Distributed quantum computation has gained significant interest in the noisy intermediate-scale quantum (NISQ) era. This paradigm requires each computing node to possess a reduced number of qubits and quantum gates. In this study, a Distributed Simon's Algorithm (DSA) is designed to tackle Simon's problem, which entails the discovery of a hidden string $s\in {\{0,1\}}^n$ of a promised Boolean function $f:{\{0,1\}}^n\to {\{0,1\}}^m$, where $f\left(x\right)=f\left(y\right)$ if and only if $x=y$ or $x\oplus y=s$. Specifically, 1) our algorithm is capable of being partitioned into any $t$ nodes, where $2\le t\le n$; 2) the number of queries required by the DSA is $n-t$, while that of the original Simon's algorithm (SA) is $n-1$; 3) the maximum number of qubits required by our approach at a single node is $\max \left(n_0,,,n_1,,,\cdots ,,,n_{t-1}\right)+m$, which is fewer than the qubits required by both the SA and existing distributed Simon's algorithm.

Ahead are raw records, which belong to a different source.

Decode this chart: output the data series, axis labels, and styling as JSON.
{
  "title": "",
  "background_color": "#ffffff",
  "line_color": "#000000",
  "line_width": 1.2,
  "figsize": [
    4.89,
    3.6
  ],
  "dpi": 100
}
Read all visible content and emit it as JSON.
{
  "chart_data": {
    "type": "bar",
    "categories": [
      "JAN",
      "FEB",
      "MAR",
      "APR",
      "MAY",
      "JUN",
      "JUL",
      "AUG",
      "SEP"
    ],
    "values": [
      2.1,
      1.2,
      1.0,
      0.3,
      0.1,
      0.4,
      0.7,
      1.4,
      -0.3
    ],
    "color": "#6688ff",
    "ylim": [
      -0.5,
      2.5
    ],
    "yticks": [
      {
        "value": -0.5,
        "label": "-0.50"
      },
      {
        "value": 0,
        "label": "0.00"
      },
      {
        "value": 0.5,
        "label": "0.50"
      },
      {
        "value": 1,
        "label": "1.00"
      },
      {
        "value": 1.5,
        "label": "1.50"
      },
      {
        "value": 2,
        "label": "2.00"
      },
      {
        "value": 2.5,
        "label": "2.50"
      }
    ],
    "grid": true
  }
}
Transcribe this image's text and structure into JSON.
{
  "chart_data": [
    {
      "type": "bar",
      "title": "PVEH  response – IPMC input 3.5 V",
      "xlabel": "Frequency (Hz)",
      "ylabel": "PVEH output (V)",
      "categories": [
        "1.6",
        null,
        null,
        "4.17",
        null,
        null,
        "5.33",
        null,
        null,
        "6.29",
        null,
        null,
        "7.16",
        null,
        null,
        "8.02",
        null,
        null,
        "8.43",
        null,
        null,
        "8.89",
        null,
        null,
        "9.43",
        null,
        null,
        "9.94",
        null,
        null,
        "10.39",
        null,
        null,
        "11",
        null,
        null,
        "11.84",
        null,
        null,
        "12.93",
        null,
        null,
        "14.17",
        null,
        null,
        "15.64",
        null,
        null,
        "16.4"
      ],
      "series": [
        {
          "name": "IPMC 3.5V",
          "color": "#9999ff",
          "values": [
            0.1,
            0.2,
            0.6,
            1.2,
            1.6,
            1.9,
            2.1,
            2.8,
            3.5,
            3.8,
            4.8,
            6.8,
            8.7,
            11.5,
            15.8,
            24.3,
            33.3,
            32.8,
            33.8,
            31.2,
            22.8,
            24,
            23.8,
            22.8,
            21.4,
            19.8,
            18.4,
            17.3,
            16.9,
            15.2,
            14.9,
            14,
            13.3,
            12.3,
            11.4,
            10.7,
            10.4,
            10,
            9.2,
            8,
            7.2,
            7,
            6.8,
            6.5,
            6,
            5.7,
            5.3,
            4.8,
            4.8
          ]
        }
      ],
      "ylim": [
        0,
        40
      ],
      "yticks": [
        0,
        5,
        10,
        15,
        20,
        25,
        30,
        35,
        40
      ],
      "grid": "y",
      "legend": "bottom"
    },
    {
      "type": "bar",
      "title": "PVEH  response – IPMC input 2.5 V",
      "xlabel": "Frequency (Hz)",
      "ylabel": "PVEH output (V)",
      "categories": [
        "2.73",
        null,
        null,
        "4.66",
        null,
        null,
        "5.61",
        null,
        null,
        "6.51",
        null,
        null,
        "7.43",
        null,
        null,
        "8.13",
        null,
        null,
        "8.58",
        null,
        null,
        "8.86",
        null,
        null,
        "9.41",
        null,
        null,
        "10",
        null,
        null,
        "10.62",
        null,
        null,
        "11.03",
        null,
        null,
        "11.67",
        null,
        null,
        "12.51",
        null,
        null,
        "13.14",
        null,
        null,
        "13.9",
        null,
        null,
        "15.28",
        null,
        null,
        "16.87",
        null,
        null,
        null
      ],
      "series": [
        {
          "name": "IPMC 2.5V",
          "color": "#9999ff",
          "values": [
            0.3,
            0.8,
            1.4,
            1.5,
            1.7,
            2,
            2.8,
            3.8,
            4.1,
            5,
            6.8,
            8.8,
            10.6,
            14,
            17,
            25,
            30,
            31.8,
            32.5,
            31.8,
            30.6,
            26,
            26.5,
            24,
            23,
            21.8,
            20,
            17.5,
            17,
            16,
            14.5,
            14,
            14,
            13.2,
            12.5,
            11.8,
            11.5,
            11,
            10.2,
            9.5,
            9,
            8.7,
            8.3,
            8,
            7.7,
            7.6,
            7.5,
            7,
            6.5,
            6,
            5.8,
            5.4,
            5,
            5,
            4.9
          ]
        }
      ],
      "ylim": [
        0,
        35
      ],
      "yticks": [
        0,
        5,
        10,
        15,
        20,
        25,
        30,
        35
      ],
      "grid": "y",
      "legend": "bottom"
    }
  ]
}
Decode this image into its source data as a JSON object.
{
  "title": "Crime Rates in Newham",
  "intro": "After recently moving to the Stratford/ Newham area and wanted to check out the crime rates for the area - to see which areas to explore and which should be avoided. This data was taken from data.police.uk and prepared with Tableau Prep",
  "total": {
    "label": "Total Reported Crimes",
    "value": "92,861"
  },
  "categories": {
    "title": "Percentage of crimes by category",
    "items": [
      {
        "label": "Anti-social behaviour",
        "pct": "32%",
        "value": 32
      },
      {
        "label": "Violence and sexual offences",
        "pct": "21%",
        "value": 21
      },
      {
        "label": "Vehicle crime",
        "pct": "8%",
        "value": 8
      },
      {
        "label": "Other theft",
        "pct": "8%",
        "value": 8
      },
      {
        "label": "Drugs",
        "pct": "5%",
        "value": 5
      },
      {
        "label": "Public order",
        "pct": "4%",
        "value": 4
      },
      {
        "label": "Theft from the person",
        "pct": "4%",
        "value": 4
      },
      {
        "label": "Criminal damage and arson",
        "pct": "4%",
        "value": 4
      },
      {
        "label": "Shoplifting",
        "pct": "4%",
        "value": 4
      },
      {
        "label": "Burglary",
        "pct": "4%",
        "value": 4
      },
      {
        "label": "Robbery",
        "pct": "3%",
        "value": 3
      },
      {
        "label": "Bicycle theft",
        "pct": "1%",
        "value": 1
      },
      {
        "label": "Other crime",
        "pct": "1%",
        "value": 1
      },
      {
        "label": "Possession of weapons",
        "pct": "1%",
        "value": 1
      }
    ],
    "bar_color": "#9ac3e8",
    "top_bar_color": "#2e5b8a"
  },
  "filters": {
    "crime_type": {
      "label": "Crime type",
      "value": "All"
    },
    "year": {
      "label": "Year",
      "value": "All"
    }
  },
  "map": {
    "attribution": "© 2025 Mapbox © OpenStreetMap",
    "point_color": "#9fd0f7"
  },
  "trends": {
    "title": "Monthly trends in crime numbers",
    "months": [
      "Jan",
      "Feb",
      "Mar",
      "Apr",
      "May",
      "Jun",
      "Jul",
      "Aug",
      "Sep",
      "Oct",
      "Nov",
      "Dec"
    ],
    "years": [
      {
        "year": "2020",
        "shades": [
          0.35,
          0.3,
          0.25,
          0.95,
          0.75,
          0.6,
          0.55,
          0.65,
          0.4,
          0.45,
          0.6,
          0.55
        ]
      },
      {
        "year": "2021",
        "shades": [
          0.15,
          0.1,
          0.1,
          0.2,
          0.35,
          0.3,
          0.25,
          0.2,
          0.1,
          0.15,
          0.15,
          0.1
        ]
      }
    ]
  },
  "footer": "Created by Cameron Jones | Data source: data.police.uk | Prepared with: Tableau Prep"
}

Here, $n_j$ denotes the number of computing qubits needed for the $j$-th node and satisfies ${\sum }_{j=0}^{t-1}{n}_j=n$; 4) the optimal circuit depth of the DSA is $(m+1)·2^{\left(\frac{n}{t}\right)}+2$, which is reduced compared to the circuit depth of the SA, $(m+1)·2^n+2$; 5) in contrast to currently distributed schemes, the DSA eliminates the need for classical queries; 6) how the DSA solves a specific Simon's problem (e.g., $s=1000$) is also simulated using MindSpore Quantum, a quantum simulation software. The simulation results show that the DSA features a shallower quantum circuit, thereby demonstrating enhanced resistance to circuit noise. This characteristic makes it more feasible for implementation in the NISQ era.